- Sire: Tom Fool
- Grandsire: Menow
- Dam: Sunlight
- Damsire: Count Fleet
- Sex: Stallion
- Foaled: 1957
- Country: United States
- Colour: Brown
- Breeder: Cornelius Vanderbilt Whitney
- Owner: Cornelius Vanderbilt Whitney
- Trainer: Robert L. Wheeler
- Record: 39: 11-11-6
- Earnings: $545,173

Major wins
- Hopeful Stakes (1959) Malibu Stakes (1960) Forerunner Stakes (1960) Santa Anita Derby (1960) Blue Grass Stakes (1960) Travers Stakes (1960) Bernard Baruch Handicap (1960) Malibu Stakes (1960) Aqueduct Handicap (1961)

= Tompion =

Thoroughbred racehorse

Tompion (1957–?) was an American Thoroughbred race horse.

==Background==
Immaculately bred, Tompion was the son of the Hall of Fame horse Tom Fool out of the mare Sunlight. His damsire was Count Fleet, the 1943 U.S. Triple Crown champion. During his racing career he was owned by Cornelius Vanderbilt Whitney and trained by Robert L. Wheeler.

==Racing career==
As a two-year-old, Tompion won the Hopeful Stakes, and placed in the Champagne Stakes, the Hollywood Juvenile Championship Stakes, the Saratoga Special Stakes and the Sanford Stakes. He came third in the Garden State Stakes and the Haggin Stakes.

Ridden by Willie Shoemaker, at age three Tompion won the Santa Anita Derby and the Blue Grass Stakes. The favorite going into the 1960 Kentucky Derby, the colt threw a shoe and finished fourth behind winner Venetian Way and runners-up Bally Ache and Victoria Park. After losing the shoe, Tompion's hoof was injured by one of the nails and as a result he missed the Preakness Stakes but still went into the Belmont Stakes as the betting favorite. After a head-to-head duel with Derby winner Venetian Way, he tired in the longer 1½ mile race and finished fourth to winner Celtic Ash. That year Tompion went on to win the Travers Stakes, Bernard Baruch Handicap and Malibu Stakes. He placed in the Jersey Derby, the Lawrence Realization Stakes, and the Leonard Richards Stakes. In the San Miguel Stakes he came home third.

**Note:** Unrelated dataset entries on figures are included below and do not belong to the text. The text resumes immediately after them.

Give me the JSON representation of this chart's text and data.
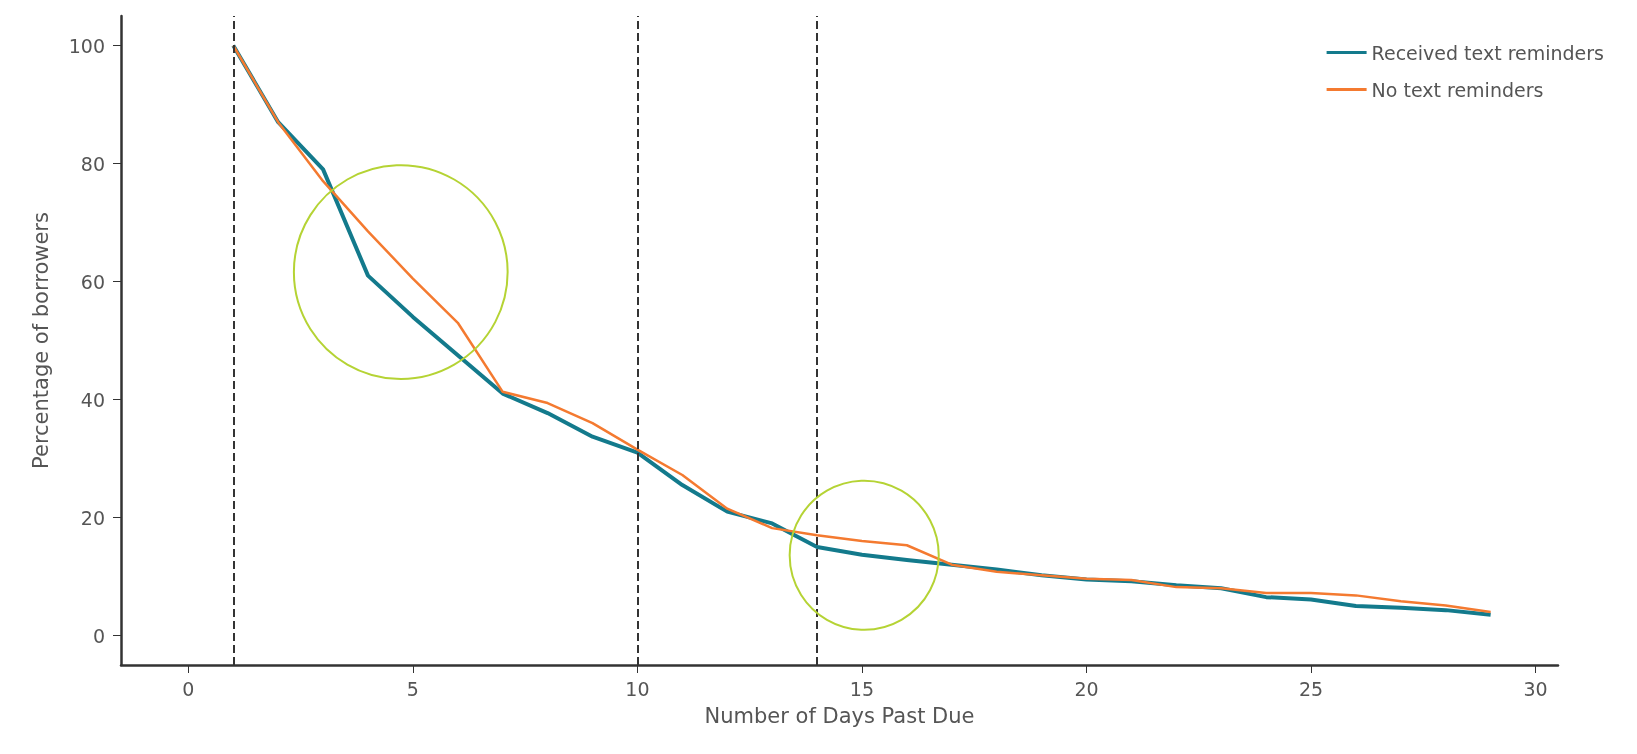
{
  "chart_data": {
    "type": "line",
    "xlabel": "Number of Days Past Due",
    "ylabel": "Percentage of borrowers",
    "x": [
      1,
      2,
      3,
      4,
      5,
      6,
      7,
      8,
      9,
      10,
      11,
      12,
      13,
      14,
      15,
      16,
      17,
      18,
      19,
      20,
      21,
      22,
      23,
      24,
      25,
      26,
      27,
      28,
      29
    ],
    "series": [
      {
        "name": "Received text reminders",
        "color": "#137a8c",
        "values": [
          100,
          87,
          79,
          61,
          54,
          47.5,
          41,
          37.7,
          33.7,
          31,
          25.5,
          21,
          19,
          15,
          13.7,
          12.8,
          12,
          11.2,
          10.2,
          9.5,
          9.2,
          8.5,
          8,
          6.5,
          6.1,
          5,
          4.7,
          4.3,
          3.5
        ]
      },
      {
        "name": "No text reminders",
        "color": "#f47a30",
        "values": [
          100,
          87,
          77,
          68.5,
          60.5,
          53,
          41.3,
          39.4,
          36,
          31.5,
          27.2,
          21.5,
          18.2,
          17,
          16,
          15.3,
          12,
          10.8,
          10.2,
          9.6,
          9.4,
          8.2,
          8,
          7.2,
          7.2,
          6.8,
          5.8,
          5.1,
          4
        ]
      }
    ],
    "xlim": [
      -1.5,
      30.5
    ],
    "xticks": [
      0,
      5,
      10,
      15,
      20,
      25,
      30
    ],
    "ylim": [
      -5,
      105
    ],
    "yticks": [
      0,
      20,
      40,
      60,
      80,
      100
    ],
    "ref_lines": [
      {
        "axis": "x",
        "value": 1,
        "color": "#333333",
        "line_style": "dashed"
      },
      {
        "axis": "x",
        "value": 10,
        "color": "#333333",
        "line_style": "dashed"
      },
      {
        "axis": "x",
        "value": 14,
        "color": "#333333",
        "line_style": "dashed"
      }
    ],
    "grid": false,
    "legend": "top right",
    "marker": "none",
    "line_style": "solid"
  }
}
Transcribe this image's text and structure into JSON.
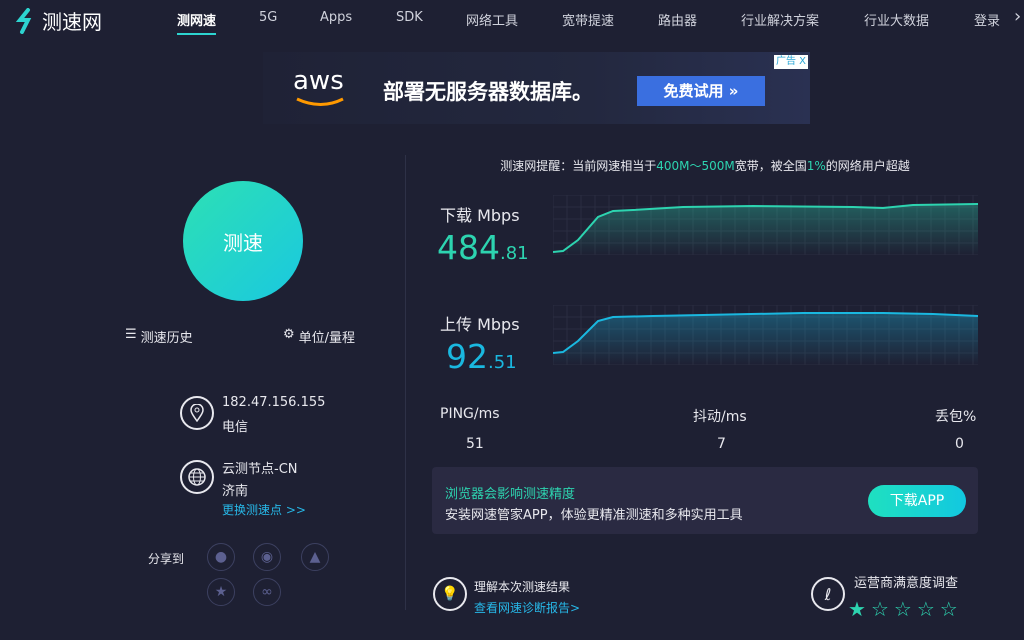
{
  "brand": {
    "name": "测速网"
  },
  "nav": {
    "items": [
      "测网速",
      "5G",
      "Apps",
      "SDK",
      "网络工具",
      "宽带提速",
      "路由器",
      "行业解决方案",
      "行业大数据",
      "登录"
    ],
    "active": "测网速"
  },
  "ad": {
    "logo": "aws",
    "title": "部署无服务器数据库。",
    "button": "免费试用 »",
    "tag": "广告",
    "close": "X"
  },
  "left": {
    "speed_button": "测速",
    "history": "测速历史",
    "settings": "单位/量程",
    "ip": "182.47.156.155",
    "isp": "电信",
    "node": "云测节点-CN",
    "city": "济南",
    "change_node": "更换测速点 >>",
    "share_label": "分享到",
    "share_icons": [
      "wechat",
      "weibo",
      "qq",
      "qzone",
      "link"
    ]
  },
  "tip": {
    "prefix": "测速网提醒：当前网速相当于",
    "range": "400M～500M",
    "mid": "宽带，被全国",
    "percent": "1%",
    "suffix": "的网络用户超越"
  },
  "download": {
    "label": "下载 Mbps",
    "int": "484",
    "dec": ".81",
    "color": "#2dd4b0"
  },
  "upload": {
    "label": "上传 Mbps",
    "int": "92",
    "dec": ".51",
    "color": "#1ab8e0"
  },
  "stats": {
    "ping_label": "PING/ms",
    "ping": "51",
    "jitter_label": "抖动/ms",
    "jitter": "7",
    "loss_label": "丢包%",
    "loss": "0"
  },
  "promo": {
    "title": "浏览器会影响测速精度",
    "text": "安装网速管家APP，体验更精准测速和多种实用工具",
    "button": "下载APP"
  },
  "report": {
    "title": "理解本次测速结果",
    "link": "查看网速诊断报告>"
  },
  "survey": {
    "title": "运营商满意度调查",
    "rating": 1,
    "max": 5
  },
  "colors": {
    "background": "#1e2033",
    "accent": "#2dd4b0",
    "link": "#27b8e8"
  }
}
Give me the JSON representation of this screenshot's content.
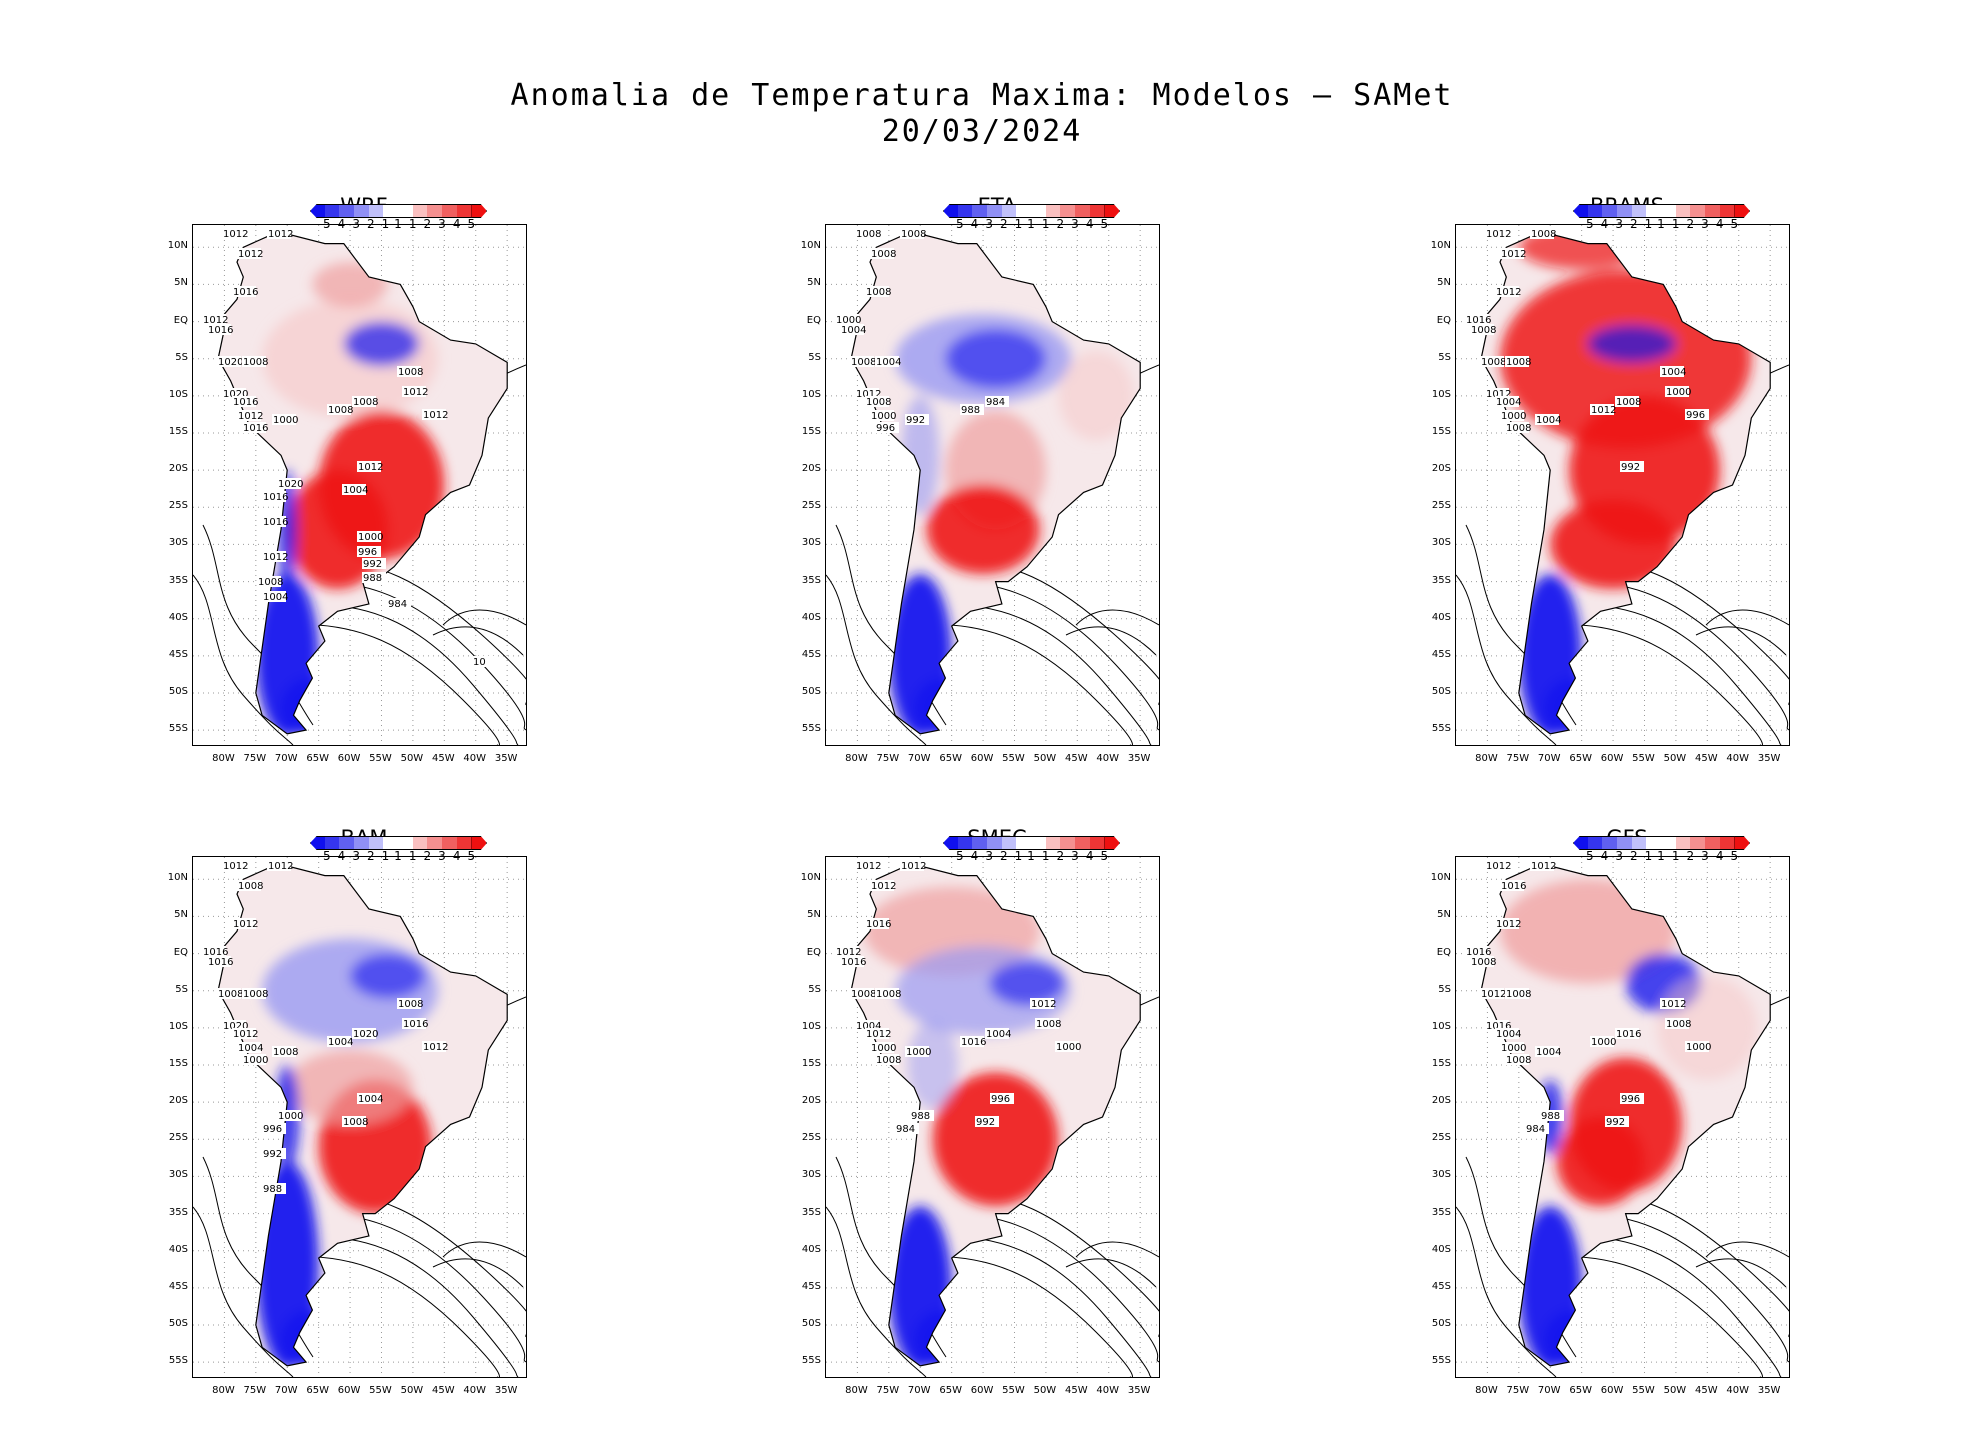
{
  "figure": {
    "title_line1": "Anomalia de Temperatura Maxima: Modelos — SAMet",
    "title_line2": "20/03/2024"
  },
  "axes": {
    "lat_ticks": [
      "10N",
      "5N",
      "EQ",
      "5S",
      "10S",
      "15S",
      "20S",
      "25S",
      "30S",
      "35S",
      "40S",
      "45S",
      "50S",
      "55S"
    ],
    "lon_ticks": [
      "80W",
      "75W",
      "70W",
      "65W",
      "60W",
      "55W",
      "50W",
      "45W",
      "40W",
      "35W"
    ]
  },
  "colorbar": {
    "labels": [
      "-5",
      "-4",
      "-3",
      "-2",
      "-1",
      "1",
      "1",
      "2",
      "3",
      "4",
      "5"
    ],
    "colors": [
      "#1010ee",
      "#3535ee",
      "#6060f0",
      "#9090f5",
      "#c0c0fa",
      "#ffffff",
      "#ffffff",
      "#fac0c0",
      "#f59090",
      "#f06060",
      "#ee3535",
      "#ee1010"
    ]
  },
  "panels": [
    {
      "name": "WRF",
      "isobars": [
        "1012",
        "1012",
        "1012",
        "1016",
        "1012",
        "1016",
        "1020",
        "1008",
        "1020",
        "1016",
        "1012",
        "1016",
        "1000",
        "1008",
        "1008",
        "1008",
        "1012",
        "1012",
        "1012",
        "1004",
        "1020",
        "1016",
        "1016",
        "1012",
        "1008",
        "1004",
        "1000",
        "996",
        "992",
        "988",
        "984",
        "10"
      ]
    },
    {
      "name": "ETA",
      "isobars": [
        "1008",
        "1008",
        "1008",
        "1008",
        "1000",
        "1004",
        "1008",
        "1004",
        "1012",
        "1008",
        "1000",
        "996",
        "992",
        "988",
        "984"
      ]
    },
    {
      "name": "BRAMS",
      "isobars": [
        "1012",
        "1008",
        "1012",
        "1012",
        "1016",
        "1008",
        "1008",
        "1008",
        "1012",
        "1004",
        "1000",
        "1008",
        "1004",
        "1012",
        "1008",
        "1004",
        "1000",
        "996",
        "992"
      ]
    },
    {
      "name": "BAM",
      "isobars": [
        "1012",
        "1012",
        "1008",
        "1012",
        "1016",
        "1016",
        "1008",
        "1008",
        "1020",
        "1012",
        "1004",
        "1000",
        "1008",
        "1004",
        "1020",
        "1008",
        "1016",
        "1012",
        "1004",
        "1008",
        "1000",
        "996",
        "992",
        "988"
      ]
    },
    {
      "name": "SMEC",
      "isobars": [
        "1012",
        "1012",
        "1012",
        "1016",
        "1012",
        "1016",
        "1008",
        "1008",
        "1004",
        "1012",
        "1000",
        "1008",
        "1000",
        "1016",
        "1004",
        "1012",
        "1008",
        "1000",
        "996",
        "992",
        "988",
        "984"
      ]
    },
    {
      "name": "GFS",
      "isobars": [
        "1012",
        "1012",
        "1016",
        "1012",
        "1016",
        "1008",
        "1012",
        "1008",
        "1016",
        "1004",
        "1000",
        "1008",
        "1004",
        "1000",
        "1016",
        "1012",
        "1008",
        "1000",
        "996",
        "992",
        "988",
        "984"
      ]
    }
  ]
}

Racing at age four, Tompion won the Aqueduct Handicap, placed in the United Nations Handicap, and the San Fernando Stakes. He took third place in the Saratoga Handicap and the Fayette Handicap.

==Stud record==
Tompion was sent to France to stand at stud, and then at the age of 18, went to Japan. He was the sire of eleven stakes winners.